Micro controller comparison
Below is a comparison of the various micro controllers that are supported by the configuration tool
This micro controller was created by the Raspberry Pi foundation, so it means that buying one supports them instead of random companies cloning Arduinos. They are considerably more powerful than any of the other supported Arduinos, and as a result they will be getting some new features in the future, solely due to them supporting more features. Note that the Pi Pico runs at 3.3v, so it can also be used for adapters. Pi Picos also tend to be quite cheap and often have the advantage that they can often be brought at local stores. With the currrent firmware, picos work much much better than arduinos if your goal is to create adaptors, but they also just tend to work quite well for direct wiring too, and at this point I recommend them over pro micros.
Sparkfun Pro Micro (5v)
If you are building a guitar and planning on directly wiring all the buttons to it, than this is probably the best of the Arduinos, as it is small and runs at a faster speed over the 3.3v variants. These can still be used to build adapters but will require parts for stepping the voltage down from 5v to 3.3v. Clones of the Pro Micro are quite cheap but will need to be purchased from ebay or aliexpress, real Pro Micros are quite expensive but unnecessary. These arduinos are not quite powerful enough to poll a wii guitar at full speed, and neither are any of the other arduinos.
Sparkfun Pro Micro (3.3v)
If you want to build an adapter for a Wii or PS2 guitar, than this is the easiest Arduino to use. Due to the lower voltage, these do run at half the speed of the 5v variants, a. Clones of the Pro Micro are quite cheap but will need to be purchased from ebay or aliexpress, real Pro Micros are quite expensive but there isn't really much of a difference. 3.3V arduinos will poll a wii guitar slightly slower than a 5V arduino but in practise this does not end up mattering as there are a lot of other delays necessary for communicating with a wii guitar.
This is essentially the same thing as a 5v pro micro, however these are officially made by Arduino. These are often a bit more expensive as they aren't really cloned.
This is essentially a 5v pro micro with the layout of a Arduino UNO, so you get more pins but it is also much larger. You can get clones of these, but they are still more expensive than pro micros or picos.
These micro controllers are actually two micro controllers in one, and they work in tandem to provide a working controller. This has its disadvantages, as code needs to keep these controllers in sync, and this can result in issues if a bad configuration is programmed, and generally results in requiring more complicated and optimised code to work. UNOs do still get 1000hz, but I would recommend against them if you are buying a new Arduino. Note that some clone Arduino UNOs are actually missing the second micro controller, and these ones will NOT work at all. If you see an Arduino UNO listing that mentions "ch340g" or something along those lines do not purchase it. Due to this, they are harder to purchase and since they require more parts, they are more expensive than a Pro Micro or Pi Pico.
Arduino Mega 2560
These are in the same situation as the UNO, however the main micro controller has a lot more pins. These do also end up being rather expensive due to the sheer amount of parts that are needed to make one.

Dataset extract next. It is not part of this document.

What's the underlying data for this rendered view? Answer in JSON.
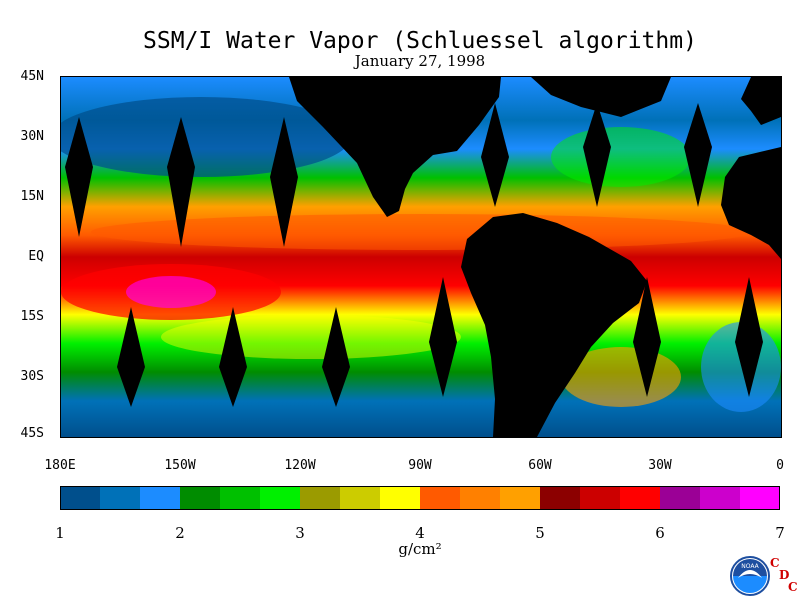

These do NOT work for USB guitar controllers, as they are essentially UNOs that lack the second micro controller that makes this all work. They are inexpensive though, and in the future once the RF code is rewritten and more stable, they will be useful for anybody wanting to build wireless guitars, as they use a very tiny amount of power which results in a higher battery life. In this case the the ability to communicate over USB is not necessary as they would communicate with a second micro controller over RF, and only that micro controller would need USB.